Yet as state prisons go, the California Institution for Women in Corona is considered a pretty place, almost as inviting as a suburban college campus. Sometimes there's a salad bar at dinner. Still, no one really wants to live here. And, more emphatically, no one wants to die here.

It's still dark when inmate No. 41465 wakes up to begin her day. The shrunken 82-year-old changes from her pajamas and pink house coat into jeans and a denim shirt labeled California Prisoner and begins her drill: breakfast at 6, sack lunch pickup at 6:30, infirmary at 7, where she acquires an ankle chain, belly chains and handcuffs. She then hobbles to a van for the 40-minute ride to Riverside Hospital for dialysis beginning at 8. Helen Loheac suffers from chronic renal failure, a condition that she figures costs the state $436,000 a year, not counting the two $24.75-an-hour armed corrections officers who guard her, all 5 feet and 90 pounds, for up to eight hours a day three times a week.

The financial toll of incarcerating senior citizens nationwide is staggering. Eyeglasses, hearing aids, medications and therapies, often for chronic or terminal conditions, compound the $30,929 annual average tab for housing a young, robust prisoner.

Penitentiary conditions accelerate aging, adding physiological years to the lives of men and women who in many cases compromised their health before getting arrested. They tend to get sicker than non-inmates with the same illnesses, in part because diagnosis and treatment arrive late. They're particularly vulnerable to diabetes, heart disease and hepatitis.

California spends two to three times more a year housing inmates over the age of 55, of which there are 6,400 currently incarcerated in state facilities, according to the Department of Corrections.
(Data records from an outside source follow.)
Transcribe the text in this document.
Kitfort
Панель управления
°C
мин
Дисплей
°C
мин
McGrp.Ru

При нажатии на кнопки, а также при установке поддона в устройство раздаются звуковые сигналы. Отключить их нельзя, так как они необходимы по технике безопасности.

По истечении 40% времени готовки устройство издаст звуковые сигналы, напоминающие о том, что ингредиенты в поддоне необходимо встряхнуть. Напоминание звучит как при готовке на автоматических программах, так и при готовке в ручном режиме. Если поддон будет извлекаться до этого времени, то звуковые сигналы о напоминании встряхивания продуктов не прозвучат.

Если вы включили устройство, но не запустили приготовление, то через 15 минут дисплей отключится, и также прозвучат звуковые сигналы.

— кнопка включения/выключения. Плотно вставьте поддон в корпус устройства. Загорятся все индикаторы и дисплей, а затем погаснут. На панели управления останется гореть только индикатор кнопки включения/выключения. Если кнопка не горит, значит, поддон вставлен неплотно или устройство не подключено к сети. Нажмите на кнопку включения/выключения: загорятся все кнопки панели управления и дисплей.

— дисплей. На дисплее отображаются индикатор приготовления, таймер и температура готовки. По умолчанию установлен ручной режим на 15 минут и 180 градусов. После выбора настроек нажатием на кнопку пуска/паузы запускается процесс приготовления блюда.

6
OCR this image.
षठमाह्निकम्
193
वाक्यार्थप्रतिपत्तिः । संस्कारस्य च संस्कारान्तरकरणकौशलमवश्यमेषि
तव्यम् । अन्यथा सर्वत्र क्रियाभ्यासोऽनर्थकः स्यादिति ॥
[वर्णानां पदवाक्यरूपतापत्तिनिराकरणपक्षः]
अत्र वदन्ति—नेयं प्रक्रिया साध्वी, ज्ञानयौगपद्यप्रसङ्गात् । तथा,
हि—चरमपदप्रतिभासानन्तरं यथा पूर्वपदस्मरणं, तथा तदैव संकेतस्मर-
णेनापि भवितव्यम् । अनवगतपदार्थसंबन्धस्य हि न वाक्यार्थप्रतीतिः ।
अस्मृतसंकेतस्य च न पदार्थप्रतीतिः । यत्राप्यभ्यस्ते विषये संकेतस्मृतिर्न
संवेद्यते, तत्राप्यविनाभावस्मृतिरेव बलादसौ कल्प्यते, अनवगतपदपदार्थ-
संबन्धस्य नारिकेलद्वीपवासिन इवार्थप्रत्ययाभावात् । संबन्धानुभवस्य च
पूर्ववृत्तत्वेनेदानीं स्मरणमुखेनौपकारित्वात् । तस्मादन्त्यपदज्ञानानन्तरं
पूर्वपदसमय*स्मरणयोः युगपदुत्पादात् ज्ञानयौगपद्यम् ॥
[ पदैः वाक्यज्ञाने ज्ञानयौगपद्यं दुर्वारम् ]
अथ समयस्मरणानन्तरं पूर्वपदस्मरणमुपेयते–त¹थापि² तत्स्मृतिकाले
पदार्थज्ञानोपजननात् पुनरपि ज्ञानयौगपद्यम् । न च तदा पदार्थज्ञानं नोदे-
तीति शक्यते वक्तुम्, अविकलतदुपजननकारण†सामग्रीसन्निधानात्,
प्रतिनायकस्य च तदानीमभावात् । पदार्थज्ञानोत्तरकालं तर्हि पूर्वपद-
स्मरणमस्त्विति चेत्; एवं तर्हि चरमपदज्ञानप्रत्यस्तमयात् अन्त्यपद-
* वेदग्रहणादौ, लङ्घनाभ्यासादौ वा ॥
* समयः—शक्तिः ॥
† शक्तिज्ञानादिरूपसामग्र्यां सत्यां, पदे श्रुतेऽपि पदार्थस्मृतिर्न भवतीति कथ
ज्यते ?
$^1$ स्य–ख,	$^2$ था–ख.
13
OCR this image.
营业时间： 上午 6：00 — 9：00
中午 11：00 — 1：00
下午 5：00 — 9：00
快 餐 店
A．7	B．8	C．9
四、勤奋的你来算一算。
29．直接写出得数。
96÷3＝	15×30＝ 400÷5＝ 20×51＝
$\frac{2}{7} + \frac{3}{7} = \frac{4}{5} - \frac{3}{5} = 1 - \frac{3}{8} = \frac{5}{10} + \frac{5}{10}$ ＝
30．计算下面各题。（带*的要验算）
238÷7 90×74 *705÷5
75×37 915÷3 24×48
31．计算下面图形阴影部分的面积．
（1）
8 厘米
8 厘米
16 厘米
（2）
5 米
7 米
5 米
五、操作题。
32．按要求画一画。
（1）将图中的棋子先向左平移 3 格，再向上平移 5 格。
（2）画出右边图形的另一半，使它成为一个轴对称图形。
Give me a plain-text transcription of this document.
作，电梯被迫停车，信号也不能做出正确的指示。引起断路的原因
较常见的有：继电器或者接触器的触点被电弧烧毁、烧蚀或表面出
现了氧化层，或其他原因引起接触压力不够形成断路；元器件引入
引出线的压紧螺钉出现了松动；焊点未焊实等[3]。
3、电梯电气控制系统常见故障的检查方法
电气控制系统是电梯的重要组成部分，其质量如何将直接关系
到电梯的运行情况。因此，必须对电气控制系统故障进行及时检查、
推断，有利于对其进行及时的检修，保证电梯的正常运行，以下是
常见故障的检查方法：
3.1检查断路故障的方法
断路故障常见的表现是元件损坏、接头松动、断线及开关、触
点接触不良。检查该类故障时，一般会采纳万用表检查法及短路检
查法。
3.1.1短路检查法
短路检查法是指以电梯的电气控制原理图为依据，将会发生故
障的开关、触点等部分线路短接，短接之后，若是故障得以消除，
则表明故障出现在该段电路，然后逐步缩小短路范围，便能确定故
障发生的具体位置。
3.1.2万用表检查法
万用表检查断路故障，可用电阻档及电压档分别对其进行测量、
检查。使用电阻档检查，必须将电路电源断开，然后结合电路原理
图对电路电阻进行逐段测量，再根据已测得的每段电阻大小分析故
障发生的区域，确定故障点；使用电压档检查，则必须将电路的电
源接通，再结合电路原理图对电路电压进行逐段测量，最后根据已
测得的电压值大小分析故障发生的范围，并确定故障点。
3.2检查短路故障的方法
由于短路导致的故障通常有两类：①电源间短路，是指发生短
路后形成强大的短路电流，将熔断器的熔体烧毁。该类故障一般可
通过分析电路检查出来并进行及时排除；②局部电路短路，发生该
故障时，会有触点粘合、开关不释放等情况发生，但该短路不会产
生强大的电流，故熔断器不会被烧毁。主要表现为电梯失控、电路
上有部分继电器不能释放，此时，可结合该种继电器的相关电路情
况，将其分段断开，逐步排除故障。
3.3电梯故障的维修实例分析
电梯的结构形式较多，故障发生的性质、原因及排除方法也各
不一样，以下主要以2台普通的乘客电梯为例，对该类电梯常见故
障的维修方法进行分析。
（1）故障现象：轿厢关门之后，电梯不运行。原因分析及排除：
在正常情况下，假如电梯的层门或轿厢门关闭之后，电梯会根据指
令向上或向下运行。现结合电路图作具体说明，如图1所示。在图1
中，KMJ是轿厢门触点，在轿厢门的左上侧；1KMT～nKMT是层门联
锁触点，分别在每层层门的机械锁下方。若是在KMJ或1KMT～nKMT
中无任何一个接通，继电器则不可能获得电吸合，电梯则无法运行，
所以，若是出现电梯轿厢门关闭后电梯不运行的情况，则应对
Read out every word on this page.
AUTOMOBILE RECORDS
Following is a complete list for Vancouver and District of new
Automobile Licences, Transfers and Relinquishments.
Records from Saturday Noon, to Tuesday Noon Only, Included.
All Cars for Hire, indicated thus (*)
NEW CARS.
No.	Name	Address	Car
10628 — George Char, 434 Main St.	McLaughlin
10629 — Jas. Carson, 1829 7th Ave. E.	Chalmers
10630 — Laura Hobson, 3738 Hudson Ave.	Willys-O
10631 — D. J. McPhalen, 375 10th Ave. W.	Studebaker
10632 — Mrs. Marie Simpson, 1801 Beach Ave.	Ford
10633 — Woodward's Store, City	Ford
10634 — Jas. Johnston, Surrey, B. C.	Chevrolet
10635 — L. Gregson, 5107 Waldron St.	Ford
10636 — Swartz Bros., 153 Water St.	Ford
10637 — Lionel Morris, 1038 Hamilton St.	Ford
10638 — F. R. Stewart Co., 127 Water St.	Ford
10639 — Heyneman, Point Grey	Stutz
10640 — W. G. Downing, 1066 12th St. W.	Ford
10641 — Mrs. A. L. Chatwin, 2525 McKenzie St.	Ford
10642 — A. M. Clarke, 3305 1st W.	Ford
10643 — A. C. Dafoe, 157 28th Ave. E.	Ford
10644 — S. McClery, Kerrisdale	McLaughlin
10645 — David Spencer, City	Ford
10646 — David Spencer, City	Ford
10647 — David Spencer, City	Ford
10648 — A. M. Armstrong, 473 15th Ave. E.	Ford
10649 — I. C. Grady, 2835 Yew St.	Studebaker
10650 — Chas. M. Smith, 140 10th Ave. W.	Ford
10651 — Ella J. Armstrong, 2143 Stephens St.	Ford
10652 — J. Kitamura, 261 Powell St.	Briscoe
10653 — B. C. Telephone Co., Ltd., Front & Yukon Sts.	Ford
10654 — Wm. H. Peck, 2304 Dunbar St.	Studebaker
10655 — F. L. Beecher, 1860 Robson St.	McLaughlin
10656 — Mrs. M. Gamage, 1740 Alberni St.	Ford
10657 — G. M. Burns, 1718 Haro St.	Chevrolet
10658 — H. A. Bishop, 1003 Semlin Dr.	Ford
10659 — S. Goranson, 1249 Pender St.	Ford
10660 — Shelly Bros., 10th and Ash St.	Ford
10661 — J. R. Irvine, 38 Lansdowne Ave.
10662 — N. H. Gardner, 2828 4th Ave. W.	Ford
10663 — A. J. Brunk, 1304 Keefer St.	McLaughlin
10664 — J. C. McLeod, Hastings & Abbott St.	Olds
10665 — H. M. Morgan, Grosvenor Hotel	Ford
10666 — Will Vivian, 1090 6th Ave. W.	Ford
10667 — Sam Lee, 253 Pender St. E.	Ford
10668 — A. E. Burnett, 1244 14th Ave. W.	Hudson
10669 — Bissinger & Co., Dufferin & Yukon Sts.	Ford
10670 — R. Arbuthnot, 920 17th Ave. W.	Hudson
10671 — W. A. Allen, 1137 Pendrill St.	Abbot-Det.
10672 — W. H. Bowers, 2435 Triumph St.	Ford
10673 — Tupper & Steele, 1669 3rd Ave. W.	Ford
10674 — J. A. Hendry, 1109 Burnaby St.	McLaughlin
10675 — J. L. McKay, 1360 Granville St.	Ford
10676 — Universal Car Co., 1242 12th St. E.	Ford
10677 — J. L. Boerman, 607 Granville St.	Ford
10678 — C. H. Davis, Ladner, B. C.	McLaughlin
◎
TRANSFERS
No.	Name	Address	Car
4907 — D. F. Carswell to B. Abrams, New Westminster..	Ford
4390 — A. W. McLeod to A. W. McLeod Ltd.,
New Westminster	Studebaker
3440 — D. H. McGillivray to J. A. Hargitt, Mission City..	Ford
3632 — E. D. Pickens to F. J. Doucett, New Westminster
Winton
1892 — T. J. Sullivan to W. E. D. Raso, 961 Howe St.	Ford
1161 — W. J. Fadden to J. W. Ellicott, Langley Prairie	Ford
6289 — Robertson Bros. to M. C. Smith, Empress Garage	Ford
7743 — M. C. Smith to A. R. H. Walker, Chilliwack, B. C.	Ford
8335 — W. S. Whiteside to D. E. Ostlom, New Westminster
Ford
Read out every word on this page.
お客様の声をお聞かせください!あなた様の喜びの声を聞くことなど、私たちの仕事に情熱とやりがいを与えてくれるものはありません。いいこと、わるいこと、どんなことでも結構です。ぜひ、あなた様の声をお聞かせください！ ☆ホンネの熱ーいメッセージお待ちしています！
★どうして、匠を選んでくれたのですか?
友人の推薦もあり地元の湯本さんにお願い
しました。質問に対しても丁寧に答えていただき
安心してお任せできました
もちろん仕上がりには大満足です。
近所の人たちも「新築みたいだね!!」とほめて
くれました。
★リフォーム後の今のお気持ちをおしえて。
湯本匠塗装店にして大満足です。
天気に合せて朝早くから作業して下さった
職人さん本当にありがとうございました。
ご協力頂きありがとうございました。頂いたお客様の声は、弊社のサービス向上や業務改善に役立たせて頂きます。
A state Legislative Analysts Office study projects that the number of inmates over 60 could hit 30,200 by 2022, costing the state at least a billion dollars a year.

Sentencing reform is the primary culprit. The state's 1994 three-strikes law mandates life sentences without parole for certain repeat felons, and these recidivists—42,240 second- and third-strikers as of June 2002—will inevitably grow old and die in prison. Other than parole, the only ticket out of prison is compassionate release. Designed to liberate inmates who have six months or fewer to live and no longer pose a public threat, this legislation has emancipated an average of only 12 people a year since 1997. Inmates sentenced to life without parole or death are ineligible.

Californians overwhelmingly supported the three-strikes law 11 years ago, and so far they have deflected attempts to soften it. Without reform to reduce the number of "lifers," the best hope of containing healthcare costs lies within a recalcitrant system.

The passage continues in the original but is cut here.